Cuba says asylum for fugitives legitimate right
Cuba said Monday that it has a right to grant asylum to U.S. fugitives, the clearest sign to date that the Communist government has no intention of extraditing America’s mostwanted woman despite the warming of bilateral relations.
New Jersey Gov. Chris Christie has urged President Barack Obama to demand the return of fugitive Joanne Chesimard before restoring full relations under a historic detente announced by Obama and Cuban President Raul Castro last week.
Chesimard was granted asylum by Fidel Castro after she escaped from the prison where she was serving a sentence for killing a New Jersey state trooper.
Asked if returning fugitives was open to negotiation, Cuba’s head of North American affairs, Josefina Vidal, told The Associated Press Monday that “every nation has sovereign and legitimate rights to grant political asylum to people it considers to have been persecuted.... That’s a legitimate right.”
“We’ve explained to the U.S. government in the past that there are some people living in Cuba to whom Cuba has legitimately granted political asylum,” Vidal said. She added, “There’s no extradition treaty in effect between Cuba and the U.S.”

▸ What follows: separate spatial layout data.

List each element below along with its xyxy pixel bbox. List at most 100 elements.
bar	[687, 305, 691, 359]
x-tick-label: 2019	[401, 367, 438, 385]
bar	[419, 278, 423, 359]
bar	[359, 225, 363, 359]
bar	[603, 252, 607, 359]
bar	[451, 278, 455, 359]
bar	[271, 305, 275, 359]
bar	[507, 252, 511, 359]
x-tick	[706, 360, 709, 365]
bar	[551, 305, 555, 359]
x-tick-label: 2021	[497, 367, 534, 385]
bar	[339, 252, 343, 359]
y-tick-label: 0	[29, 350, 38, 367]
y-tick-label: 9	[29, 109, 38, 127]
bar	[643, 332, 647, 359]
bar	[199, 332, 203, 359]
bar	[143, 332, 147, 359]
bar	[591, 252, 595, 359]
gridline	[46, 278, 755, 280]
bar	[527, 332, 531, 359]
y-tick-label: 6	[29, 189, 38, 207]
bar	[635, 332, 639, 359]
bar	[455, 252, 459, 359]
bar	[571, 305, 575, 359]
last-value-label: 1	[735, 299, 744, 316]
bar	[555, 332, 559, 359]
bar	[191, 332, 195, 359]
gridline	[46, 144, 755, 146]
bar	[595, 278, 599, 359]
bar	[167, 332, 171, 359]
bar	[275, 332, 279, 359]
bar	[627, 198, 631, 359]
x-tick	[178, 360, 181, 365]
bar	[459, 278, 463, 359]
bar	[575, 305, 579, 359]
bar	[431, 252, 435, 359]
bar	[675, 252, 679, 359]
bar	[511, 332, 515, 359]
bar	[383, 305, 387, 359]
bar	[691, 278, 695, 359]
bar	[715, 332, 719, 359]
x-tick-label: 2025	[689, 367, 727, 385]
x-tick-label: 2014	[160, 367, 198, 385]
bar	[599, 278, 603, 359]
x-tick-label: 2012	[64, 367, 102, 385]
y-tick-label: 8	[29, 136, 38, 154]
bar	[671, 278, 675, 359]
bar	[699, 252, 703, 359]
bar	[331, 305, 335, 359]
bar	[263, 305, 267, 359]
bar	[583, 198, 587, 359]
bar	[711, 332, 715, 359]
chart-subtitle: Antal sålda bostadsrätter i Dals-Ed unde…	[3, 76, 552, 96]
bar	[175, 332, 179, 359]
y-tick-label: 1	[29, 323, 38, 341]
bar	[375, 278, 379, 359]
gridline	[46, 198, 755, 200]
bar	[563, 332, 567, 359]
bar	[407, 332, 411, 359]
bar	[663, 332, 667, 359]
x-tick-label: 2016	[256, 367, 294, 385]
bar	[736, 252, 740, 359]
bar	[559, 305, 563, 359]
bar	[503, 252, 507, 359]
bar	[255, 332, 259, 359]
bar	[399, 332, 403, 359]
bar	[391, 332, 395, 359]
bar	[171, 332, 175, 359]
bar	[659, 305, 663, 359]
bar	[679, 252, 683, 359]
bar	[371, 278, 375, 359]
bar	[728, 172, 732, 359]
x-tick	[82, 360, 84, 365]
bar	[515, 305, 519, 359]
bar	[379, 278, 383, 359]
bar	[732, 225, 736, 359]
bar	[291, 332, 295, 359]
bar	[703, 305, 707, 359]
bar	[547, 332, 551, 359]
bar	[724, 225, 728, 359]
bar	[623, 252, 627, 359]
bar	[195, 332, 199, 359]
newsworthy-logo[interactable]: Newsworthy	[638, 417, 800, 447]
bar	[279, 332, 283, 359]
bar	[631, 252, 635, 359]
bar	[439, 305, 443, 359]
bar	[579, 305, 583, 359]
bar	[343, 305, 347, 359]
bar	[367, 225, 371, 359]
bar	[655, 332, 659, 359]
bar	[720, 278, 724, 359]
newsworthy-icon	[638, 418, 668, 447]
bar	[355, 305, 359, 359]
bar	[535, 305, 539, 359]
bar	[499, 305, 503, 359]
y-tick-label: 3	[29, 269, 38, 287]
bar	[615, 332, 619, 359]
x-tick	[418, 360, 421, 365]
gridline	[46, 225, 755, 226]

In a letter sent to the White House Friday and made public by his office Sunday, Christie said Cuba’s asylum for Chesimard, who has changed her name to Assata Shakur, was “an affront to every resident of our state, our country, and in particular, the men and women of the New Jersey State Police, who have tirelessly tried to bring this killer back to justice.”
The first woman ever placed on the FBI’s most-wanted terrorist list was living so openly in Havana that her number was long listed in the phone book.
With the New Jersey State Police, the FBI is offering a $2-million reward for information leading to Shakur’s capture.
Assata Shakur — formerly Joanne Chesimard — was convicted in 1973 of killing New Jersey State Trooper Werner Foerster. She escaped from prison in 1979 and fled to Cuba.